GM already is building test versions of its driverless Cruise AV, based on the Chevrolet Bolt EV, at its Orion Assembly Plant. The roof modules for the vehicles are built at GM's Brownstown Battery Assembly Plant. GM plans to build its production version of the Cruise AV, without a steering wheel or control pedals, at the two plants next year.
"One of the things that is underappreciated in this industry is going from a prototype vehicle that is covered in sensors and computers to one that can be produced on an assembly line," Cruise CEO Kyle Vogt told The Detroit News. "It is no easy task, especially if you want to do that in volume."
But with Honda at the table, that process is expected to move a little faster: "We will be able to take all the things we've learned from (working with GM) and apply them to the vehicle we're building together with Honda," Vogt said. "It shortens the timeline to go from the initial vehicle to a really great one like the one we're envisioning."
The two automakers are aiming to build a driverless car from the ground up, designed from the start to ferry people and things without the need for a driver. GM engineers will work on the base architecture of the autonomous vehicle, with Honda engineers and the Cruise team joining in for its overall development, including testing to ensure safety.
That vehicle might include a tricked-out interior with a TV, mini bar and lay-flat seats, as Vogt wrote in a Wednesday blog post, but it will also likely be engineered to practically operate in Cruise's network.
Vogt told The News that Honda's "talents in building space-efficient vehicles" fit well into GM's ultimate goal of a world without congestion, fossil-fuel emissions or crashes. The two automakers also have complementary global footprints, with Honda offering GM a gateway into the Japanese market.
"If you think about … the geographic reach of Honda and how it overlaps - or doesn't overlap - with the geographic reach of General Motors, that will perhaps give you a perspective on some of the things we might be thinking about," Ammann told investors on a conference call.
Honda's total $2.75 billion investment comes after Japanese investment-firm SoftBank Investment Advisers invested $2.25 billion in Cruise earlier this year, bringing the valuation of GM's autonomous vehicle unit to $14.6 billion.

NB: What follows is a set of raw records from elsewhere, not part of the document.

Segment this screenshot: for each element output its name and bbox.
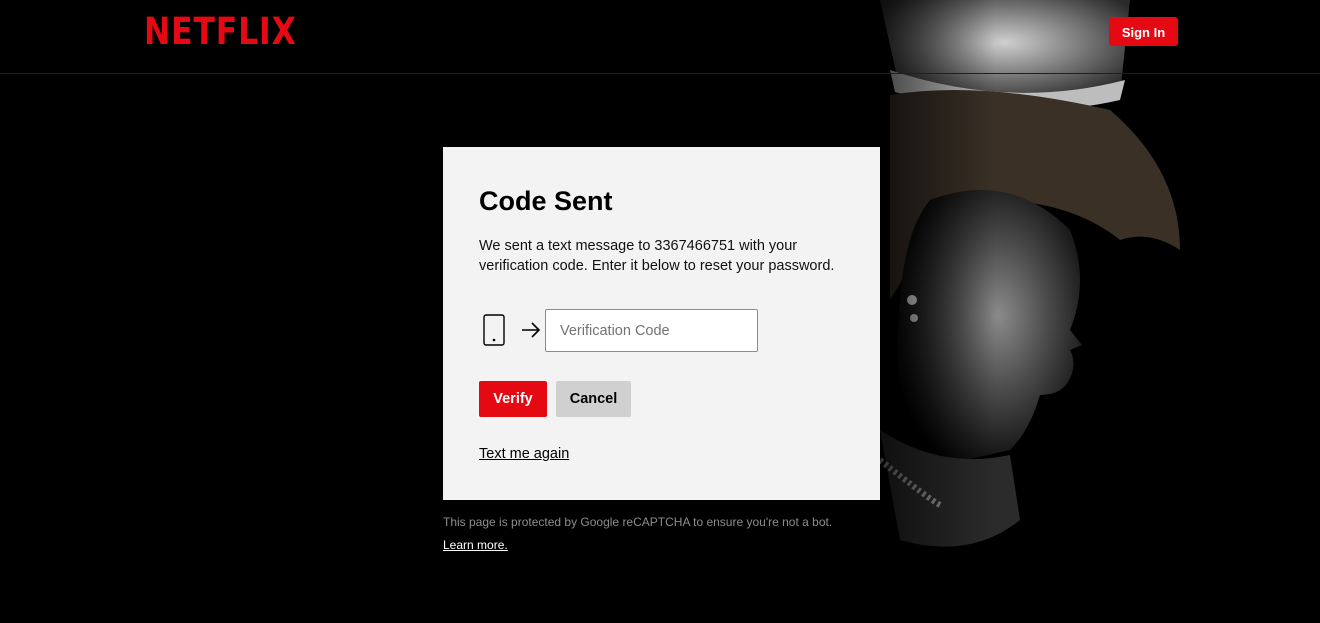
page-title: Code Sent bbox=[479, 186, 613, 216]
sign-in-button[interactable]: Sign In bbox=[1109, 17, 1178, 46]
phone-icon bbox=[483, 314, 505, 346]
card-description: We sent a text message to 3367466751 wit… bbox=[479, 238, 835, 274]
cancel-button[interactable]: Cancel bbox=[556, 381, 631, 417]
netflix-logo[interactable]: NETFLIX bbox=[144, 10, 297, 53]
text-me-again-link[interactable]: Text me again bbox=[479, 446, 569, 462]
arrow-right-icon bbox=[521, 321, 541, 339]
learn-more-link[interactable]: Learn more. bbox=[443, 538, 508, 552]
hero-background-image bbox=[820, 0, 1320, 623]
header: NETFLIX Sign In bbox=[0, 0, 1320, 74]
verification-code-input[interactable] bbox=[545, 309, 758, 352]
verify-button[interactable]: Verify bbox=[479, 381, 547, 417]
page: NETFLIX Sign In Code Sent We sent a text… bbox=[0, 0, 1320, 623]
code-sent-card: Code Sent We sent a text message to 3367… bbox=[443, 147, 880, 500]
recaptcha-notice: This page is protected by Google reCAPTC… bbox=[443, 515, 833, 529]
verification-code-row bbox=[479, 309, 779, 352]
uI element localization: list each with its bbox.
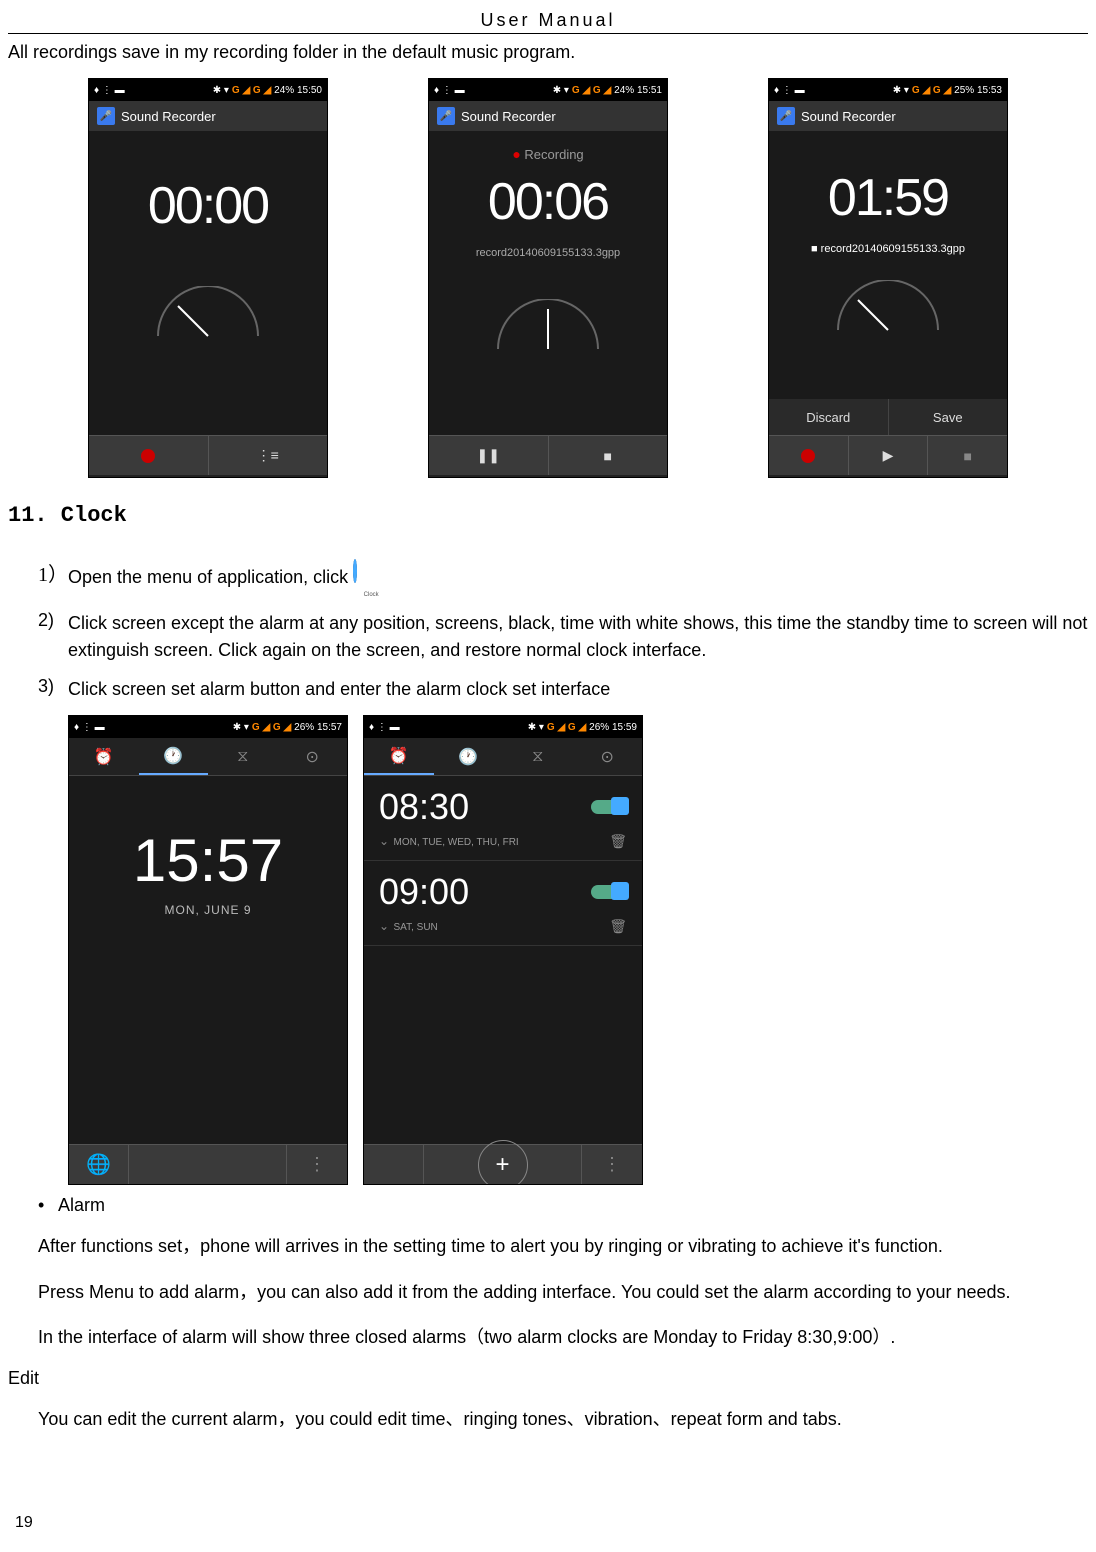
alarm-row-2[interactable]: 09:00 ⌄ SAT, SUN 🗑	[364, 861, 642, 946]
step-1-text: Open the menu of application, click Cloc…	[68, 558, 1088, 598]
save-button[interactable]: Save	[889, 399, 1008, 435]
timer-tab[interactable]: ⧖	[503, 738, 573, 775]
para-2: Press Menu to add alarm，you can also add…	[38, 1277, 1058, 1308]
alarm-1-days: MON, TUE, WED, THU, FRI	[394, 837, 519, 848]
alarm-2-time: 09:00	[379, 871, 469, 913]
play-button[interactable]: ▶	[849, 436, 929, 475]
world-clock-button[interactable]: 🌐	[69, 1145, 129, 1184]
status-right: ✱ ▾ G ◢ G ◢ 24% 15:50	[213, 85, 322, 96]
timer-display: 00:06	[488, 172, 608, 232]
recorder-app-icon: 🎤	[777, 107, 795, 125]
para-3: In the interface of alarm will show thre…	[38, 1322, 1058, 1353]
phone-recorder-recording: ♦ ⋮ ▬ ✱ ▾G ◢ G ◢24% 15:51 🎤 Sound Record…	[428, 78, 668, 478]
add-alarm-button[interactable]: +	[424, 1145, 582, 1184]
timer-display: 00:00	[148, 176, 268, 236]
alarm-2-days: SAT, SUN	[394, 922, 438, 933]
step-1-num: 1）	[38, 558, 68, 587]
stop-button[interactable]: ■	[928, 436, 1007, 475]
page-header: User Manual	[8, 10, 1088, 34]
alarm-tab[interactable]: ⏰	[364, 738, 434, 775]
clock-tab[interactable]: 🕐	[434, 738, 504, 775]
recorder-app-icon: 🎤	[437, 107, 455, 125]
clock-time: 15:57	[133, 826, 283, 895]
recording-label: Recording	[524, 147, 583, 162]
delete-icon[interactable]: 🗑	[609, 918, 627, 935]
alarm-2-toggle[interactable]	[591, 885, 627, 899]
clock-app-icon: Clock	[353, 558, 389, 598]
phone-screenshots-row-1: ♦ ⋮ ▬ ✱ ▾ G ◢ G ◢ 24% 15:50 🎤 Sound Reco…	[8, 78, 1088, 478]
filename-label: record20140609155133.3gpp	[476, 247, 620, 259]
section-heading: 11. Clock	[8, 503, 1088, 528]
edit-label: Edit	[8, 1368, 1088, 1389]
page-number: 19	[15, 1514, 33, 1532]
alarm-row-1[interactable]: 08:30 ⌄ MON, TUE, WED, THU, FRI 🗑	[364, 776, 642, 861]
menu-button[interactable]: ⋮	[287, 1145, 347, 1184]
phone-recorder-done: ♦ ⋮ ▬ ✱ ▾G ◢ G ◢25% 15:53 🎤 Sound Record…	[768, 78, 1008, 478]
clock-date: MON, JUNE 9	[164, 903, 251, 917]
phone-recorder-idle: ♦ ⋮ ▬ ✱ ▾ G ◢ G ◢ 24% 15:50 🎤 Sound Reco…	[88, 78, 328, 478]
intro-text: All recordings save in my recording fold…	[8, 42, 1088, 63]
step-2-text: Click screen except the alarm at any pos…	[68, 610, 1088, 664]
timer-tab[interactable]: ⧖	[208, 738, 278, 775]
alarm-tab[interactable]: ⏰	[69, 738, 139, 775]
step-2-num: 2)	[38, 610, 68, 631]
recorder-app-icon: 🎤	[97, 107, 115, 125]
para-4: You can edit the current alarm，you could…	[38, 1404, 1058, 1435]
timer-display: 01:59	[828, 168, 948, 228]
status-left: ♦ ⋮ ▬	[94, 85, 125, 96]
stop-button[interactable]: ■	[549, 436, 668, 475]
phone-alarm-list: ♦ ⋮ ▬ ✱ ▾G ◢ G ◢26% 15:59 ⏰ 🕐 ⧖ ⊙ 08:30 …	[363, 715, 643, 1185]
phone-clock: ♦ ⋮ ▬ ✱ ▾G ◢ G ◢26% 15:57 ⏰ 🕐 ⧖ ⊙ 15:57 …	[68, 715, 348, 1185]
list-button[interactable]: ⋮≡	[209, 436, 328, 475]
record-button[interactable]	[89, 436, 209, 475]
phone-screenshots-row-2: ♦ ⋮ ▬ ✱ ▾G ◢ G ◢26% 15:57 ⏰ 🕐 ⧖ ⊙ 15:57 …	[68, 715, 1088, 1185]
step-3-num: 3)	[38, 676, 68, 697]
delete-icon[interactable]: 🗑	[609, 833, 627, 850]
bullet-alarm: Alarm	[8, 1195, 1088, 1216]
para-1: After functions set，phone will arrives i…	[38, 1231, 1058, 1262]
discard-button[interactable]: Discard	[769, 399, 889, 435]
stopwatch-tab[interactable]: ⊙	[278, 738, 348, 775]
stopwatch-tab[interactable]: ⊙	[573, 738, 643, 775]
filename-label: record20140609155133.3gpp	[821, 243, 965, 255]
clock-tab[interactable]: 🕐	[139, 738, 209, 775]
app-header: 🎤 Sound Recorder	[89, 101, 327, 131]
record-button[interactable]	[769, 436, 849, 475]
menu-button[interactable]: ⋮	[582, 1145, 642, 1184]
alarm-1-time: 08:30	[379, 786, 469, 828]
alarm-1-toggle[interactable]	[591, 800, 627, 814]
pause-button[interactable]: ❚❚	[429, 436, 549, 475]
step-3-text: Click screen set alarm button and enter …	[68, 676, 1088, 703]
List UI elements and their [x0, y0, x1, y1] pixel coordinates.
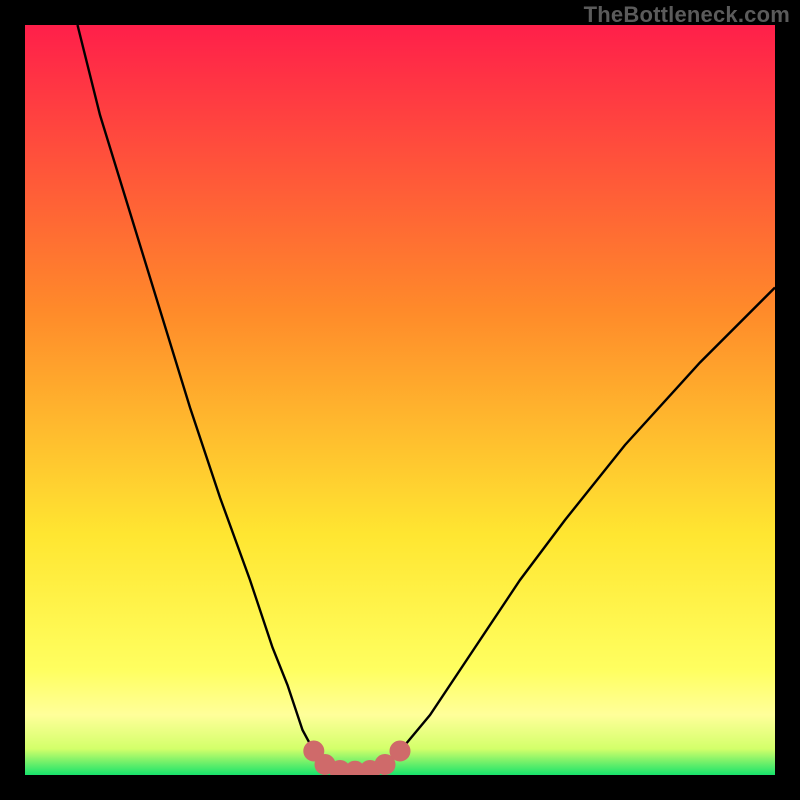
gradient-background: [25, 25, 775, 775]
chart-svg: [25, 25, 775, 775]
chart-frame: TheBottleneck.com: [0, 0, 800, 800]
chart-plot-area: [25, 25, 775, 775]
marker-point: [390, 741, 410, 761]
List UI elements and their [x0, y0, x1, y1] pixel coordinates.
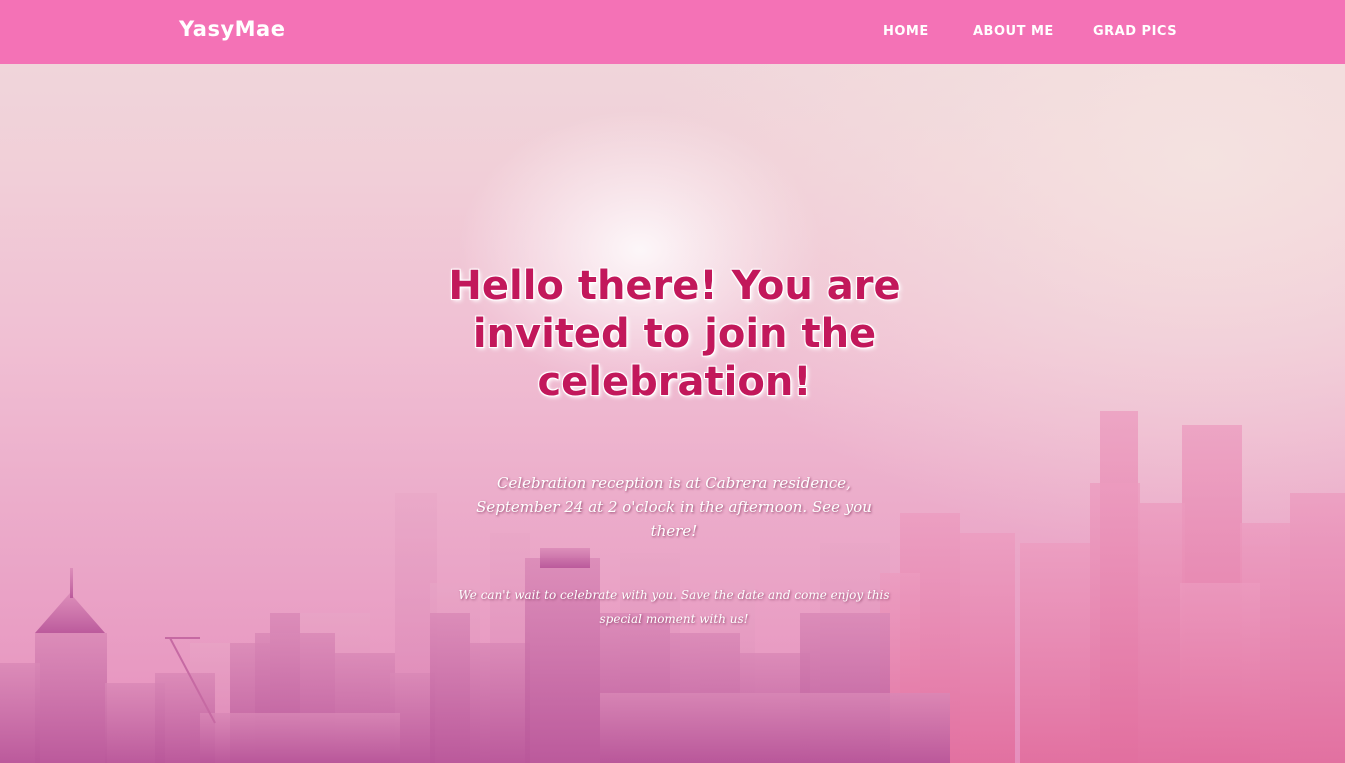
- nav-home-link[interactable]: HOME: [883, 24, 929, 39]
- nav-about-me-link[interactable]: ABOUT ME: [973, 24, 1054, 39]
- celebration-details: Celebration reception is at Cabrera resi…: [476, 474, 872, 540]
- hero-content: Hello there! You are invited to join the…: [0, 0, 1345, 763]
- nav-links: HOME ABOUT ME GRAD PICS: [0, 24, 1345, 44]
- nav-grad-pics-link[interactable]: GRAD PICS: [1093, 24, 1177, 39]
- hero-headline: Hello there! You are invited to join the…: [448, 263, 901, 405]
- top-navbar: YasyMae HOME ABOUT ME GRAD PICS: [0, 0, 1345, 64]
- hero-tagline: We can't wait to celebrate with you. Sav…: [458, 588, 890, 626]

GM plans to launch its driverless fleet of its Bolt-based Cruise AVs in a yet-to-be-named city in 2019. The Detroit automaker submitted earlier this year its federal safety proposal to put a driverless vehicle with no steering wheel, gas pedal or brake pedal on public roads. GM's efforts to deploy autonomous vehicles accelerated after its acquisition of Cruise Automation in 2016, earning the Detroit automaker credibility with industry observers and investors.
Ammann said GM's 2019 driverless-fleet launch is still "the target," but did not offer updates on the timetable.
"We are moving as fast as we can to deploy this technology," he said. "Adding the resources is only going to move us further and faster."